Cost benefit analysis of apprenticeships to the employers apprentices and the NZ Construction industry
Hogarth, Blake; Kestle, Linda
Citation:Hogarth, B., and Kestle, L. (2014) Cost benefit analysis of apprenticeships to the employers apprentices and the NZ Construction industry. In Proceedings of Building a Better NZ Conference 3rd -5th September 2014 (eds. L. Easton, A.Benn, G.Baird) Auckland NZ ett (Ed.), Paper 33
Permanent link to Research Bank record:https://hdl.handle.net/10652/3184
The Auckland construction sector is currently faced with a skills shortage which has the potential to impede the industry’s further development. The research focused on the potential of carpentry apprenticeship programmes to assist with this shortage, and evaluated the cost-benefit relationship of such apprenticeships within medium/large scale commercial construction companies in the Auckland construction sector, to determine the value to employers of this form of vocational training.

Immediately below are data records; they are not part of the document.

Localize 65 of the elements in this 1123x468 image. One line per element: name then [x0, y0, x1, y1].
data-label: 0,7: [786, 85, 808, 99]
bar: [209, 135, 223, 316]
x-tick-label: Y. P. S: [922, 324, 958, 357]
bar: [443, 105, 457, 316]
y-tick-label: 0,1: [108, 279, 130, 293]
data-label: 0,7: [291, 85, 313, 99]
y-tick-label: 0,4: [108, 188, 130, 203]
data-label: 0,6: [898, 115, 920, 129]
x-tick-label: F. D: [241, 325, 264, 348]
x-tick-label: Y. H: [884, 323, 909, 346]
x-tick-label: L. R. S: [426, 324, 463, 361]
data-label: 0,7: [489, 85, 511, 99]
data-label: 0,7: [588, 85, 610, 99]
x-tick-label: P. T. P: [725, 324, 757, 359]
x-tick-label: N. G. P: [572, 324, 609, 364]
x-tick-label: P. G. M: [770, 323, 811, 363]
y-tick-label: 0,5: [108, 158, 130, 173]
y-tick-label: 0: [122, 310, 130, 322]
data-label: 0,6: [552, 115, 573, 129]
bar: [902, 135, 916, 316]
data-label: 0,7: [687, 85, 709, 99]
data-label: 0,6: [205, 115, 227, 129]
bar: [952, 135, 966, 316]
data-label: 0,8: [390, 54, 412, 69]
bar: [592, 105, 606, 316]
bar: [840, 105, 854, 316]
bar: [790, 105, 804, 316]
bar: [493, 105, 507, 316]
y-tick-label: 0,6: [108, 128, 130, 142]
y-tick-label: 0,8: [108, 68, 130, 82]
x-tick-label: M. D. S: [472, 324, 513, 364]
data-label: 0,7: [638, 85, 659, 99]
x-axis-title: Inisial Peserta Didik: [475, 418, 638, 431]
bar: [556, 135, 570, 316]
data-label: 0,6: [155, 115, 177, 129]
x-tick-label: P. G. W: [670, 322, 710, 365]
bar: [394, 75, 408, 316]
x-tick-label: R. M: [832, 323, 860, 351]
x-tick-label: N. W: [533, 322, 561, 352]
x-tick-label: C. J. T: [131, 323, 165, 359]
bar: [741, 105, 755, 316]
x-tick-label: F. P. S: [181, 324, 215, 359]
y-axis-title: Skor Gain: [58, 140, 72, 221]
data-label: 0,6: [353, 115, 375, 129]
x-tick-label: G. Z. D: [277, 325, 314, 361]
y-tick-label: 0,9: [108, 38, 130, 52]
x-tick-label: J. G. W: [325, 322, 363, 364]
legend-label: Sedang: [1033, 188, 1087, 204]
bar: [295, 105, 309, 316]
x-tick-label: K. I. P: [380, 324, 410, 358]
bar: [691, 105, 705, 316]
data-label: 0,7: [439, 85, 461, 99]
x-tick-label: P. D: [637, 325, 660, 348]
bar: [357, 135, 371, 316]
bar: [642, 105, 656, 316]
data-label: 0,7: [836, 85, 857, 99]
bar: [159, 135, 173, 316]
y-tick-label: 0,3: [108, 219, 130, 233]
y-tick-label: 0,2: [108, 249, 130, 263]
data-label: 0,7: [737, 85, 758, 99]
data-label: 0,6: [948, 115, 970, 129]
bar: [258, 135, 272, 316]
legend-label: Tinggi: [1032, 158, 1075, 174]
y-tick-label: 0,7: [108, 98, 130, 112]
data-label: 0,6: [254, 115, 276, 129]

Semi-structured interviews were conducted with senior management level staff of established construction companies within the Auckland sector, to explore employers’ perceptions of the value of apprenticeship training to employers. In addition, a quantitative analysis of data provided by the participating companies was carried out, to identify the overall cost of an apprentice to the employer over the vocational training period. Responses suggested growing concern within the industry about the skills shortage currently facing Auckland construction. Whilst the findings indicated an overall financial cost to employers during the four year training period, the respondents agreed that the practical benefits to the company and to the industry as a whole outweighed any financial implications. Apprenticeship training could therefore mitigate future risk by focusing on developing the knowledge capital of apprentice carpenters within the industry.